La mirada apagada de la muchacha observó, entre sorprendida y curiosa, al hombre que la miraba desde abajo. Su rizado pelo, cortado casi al cero, demostraba sus orígenes árabes, quizá andaluces. Era robusto, de talla mediana. Pero lo que más le llamó la aten­ción fue su forma franca y transparente de mirarla. De pronto recordó:
Aquí cerca hay una urbanización, pero se llama La Laja… Creo que es por las piedras que tiene el río…
El hombre se rascó la cabeza, dubitativo.
Estas secretarias… Precisamente por eso he venido a ver el terreno antes de…
María, venciendo todas sus aprensiones, respondió:
Cuando mis padres y yo, que era muy pequeña, vinimos hace muchos años, esto era muy diferente. Más agreste decía mi padre. Ya entonces la gente se confundía y decía La Alhaja… Supongo que eso es lo que usted busca.
De repente sonó un zumbador y la muchacha se estremeció de tal manera que el hombre lo percibió desde la calle.
Perdone… ¿espera una llamada? Parece que le está sonando el móvil.
Un poco repuesta del susto, ella le dijo:
No, no, espero ninguna llamada… Y no es mi móvil lo que suena.
En ese momento pitó el cercano tren de cercanías, y, según se iba alejando el estruendo del convoy, se apagó el pitido.
Al alejarse el tren, ella se tranquilizó. En ese cercanías iba su ex cada mañana, y, al pasar, sonaba en su muñeca el avisador de que su maltratador estaba a menos de qui­nientos metros de ella.
Después de la separación, ella no quiso llevar la cosa más allá y decidió dejarlo correr. Pero a los pocos días, el sentido del macho posesivo le llevó a la verja del chalet. A través de los barrotes, él trató de acariciarla y ella se negó. No recordaba con detalle qué había pasado, sólo que la mano de él, en su intento de golpearla una vez más, le había hecho un arañazo en la mejilla.
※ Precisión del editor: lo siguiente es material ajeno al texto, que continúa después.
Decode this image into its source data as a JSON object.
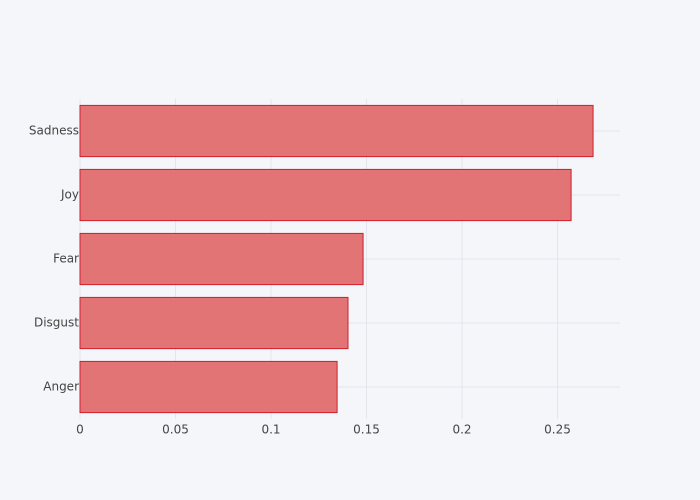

Sólo entonces pidió una orden de protección al 016. Ni siquiera lo había hecho cuando, tras una negra noche de máquinas tragaperras, al contarle ella que creía estar embarazada, la estúpida violencia de su marido le produjo un aborto prematuro.
Entonces, ¿cómo voy a la urbanización La Laja?
La muchacha le miró como si volviera de las profundidades de una cueva, con ojos atemorizados y llorosos.
Perdone, me parece que mi vista le trae malos recuerdos… –añadió el hombre.
No, no… qué va… –respondió ella, intentando tranquilizarse.
Quizá su niño tiene problemas… –dijo él, dubitativo.
¿Mi niño?... Yo no tengo hijos.
Lo decía por el osito de peluche…
El osito de peluche es mío desde que era niña…
El hombre volvió a rascarse la cabeza. Preguntó:
Entonces, La Laja… ¿Cómo voy hasta ella?
Sí… Siga por esta calle hasta llegar a una glorieta, ahí gire por la calle de la izquierda, que baja en cuesta, y a unos trescientos metros está La Laja, muy cerca del río.
Gracias. Espero no haberla molestado. Adiós… Que pase un buen día.

Mediados de diciembre

El tiempo se había metido en agua y en la sierra nevaba como no lo había hecho durante toda la década del nuevo milenio.
María abrió con el mando la puerta del garaje. Se había quedado sin provisiones. Miró con precaución a ambos lados de la calle y sacó el coche fuera. Cuando estaba esperando que se cerrara el portón, oyó una voz surgida de la nada:
Hola, buenos días… Creí que no estaba… Me he permitido traerle un regalo. ¿Me lo acepta?
La mujer se estremeció. Pero pronto cambió su temor al ver que quien estaba al lado del coche era el hombre que buscaba La Laja.
¿Que si le acepto qué? –respondió mosqueada.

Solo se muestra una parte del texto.